A common question is, “How does being so close to New Orleans affect Baton Rouge’s market value?” My answer is that Baton Rouge benefits a great deal from being so close to New Orleans. There’s no question that New Orleans is one of the greatest, if not the greatest, music towns in the world, and national acts play there all the time. However, surprisingly New Orleans is being oversaturated with music these days to the point where Baton Rouge can provide a nearby market with less clutter for musical acts. Agents take note of that, and Baton Rouge gets the benefits.
To support the city’s desire for music, Baton Rouge has no shortage of great music venues. From the Varsity to the Manship Theatre to the Spanish Moon and the River Centre, there is a top-notch venue to fit any size act that wants to play here. If you’re an up-and-coming national act, like Kendrick Lamar, or even a well-established act like Galactic or Bush, The Varsity Theatre is the place for you. If you’re a major recording artist that plays arena tours, the River Center is perfect. If you’re a smaller indie act out on the road, the Spanish Moon is great.

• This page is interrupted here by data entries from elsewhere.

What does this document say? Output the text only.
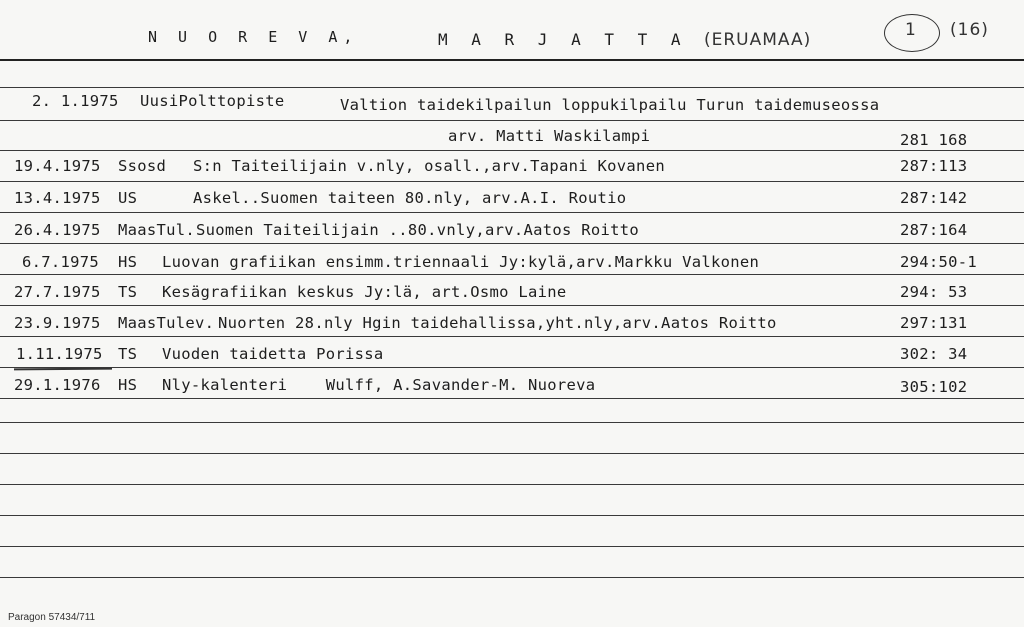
N U O R E V A,	M A R J A T T A (ERUAMAA)	1 (16)
2. 1.1975 UusiPolttopiste	Valtion taidekilpailun loppukilpailu Turun taidemuseossa
arv. Matti Waskilampi	281 168
19.4.1975 Ssosd S:n Taiteilijain v.nly, osall.,arv.Tapani Kovanen	287:113
13.4.1975 US	Askel..Suomen taiteen 80.nly, arv.A.I. Routio	287:142
26.4.1975 MaasTul. Suomen Taiteilijain ..80.vnly,arv.Aatos Roitto	287:164
6.7.1975 HS Luovan grafiikan ensimm.triennaali Jy:kylä,arv.Markku Valkonen	294:50-1
27.7.1975 TS Kesägrafiikan keskus Jy:lä, art.Osmo Laine	294: 53
23.9.1975 MaasTulev. Nuorten 28.nly Hgin taidehallissa,yht.nly,arv.Aatos Roitto	297:131
1.11.1975 TS Vuoden taidetta Porissa	302: 34
29.1.1976 HS Nly-kalenteri    Wulff, A.Savander-M. Nuoreva	305:102
Paragon 57434/711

With our wide variety of people in this town, there also comes a wide variety of venues to house the acts that come through.
It is obvious that the city is growing a reputation for live music, and that reputation is only going to get stronger.
My job as the talent buyer of the Varsity is to keep my thumb on the pulse of not only the Baton Rouge market, but also the music business as a whole. I have to figure out what the next biggest thing is going to be before that act blows up. A lot of my job is like digging for gold in that sense. For example, Kendrick Lamar just played this past Monday, and the next night he was on Jimmy Fallon live. He also just won Lyricist of the Year at the BET Awards. This all came after I booked him. That’s a perfect example of how you can strike gold as a promoter.
Most of what guys like me do, however, is about relationships. I have to work to build relationships with bands and their agents who are responsible for giving the green light for acts to play at my venue. Agents are the ones who give you the chance to prove that Baton Rouge is worth it to the bands. So, in order to maintain these relationships with booking agents, who are essentially the gatekeepers of the bands, my team and I must get the people in the door and produce results. As with any business, the music industry is results-oriented. If I can’t sell the tickets, then I can’t keep doing business with the agents, and therefore I can’t continue to bring in the best bands. It’s all about bringing out the crowd, and I encourage everyone to blow off some steam, take a look at a venue’s calendar, and check out some great music. That is where my job gets tricky and challenging. But I, for one, welcome this challenge.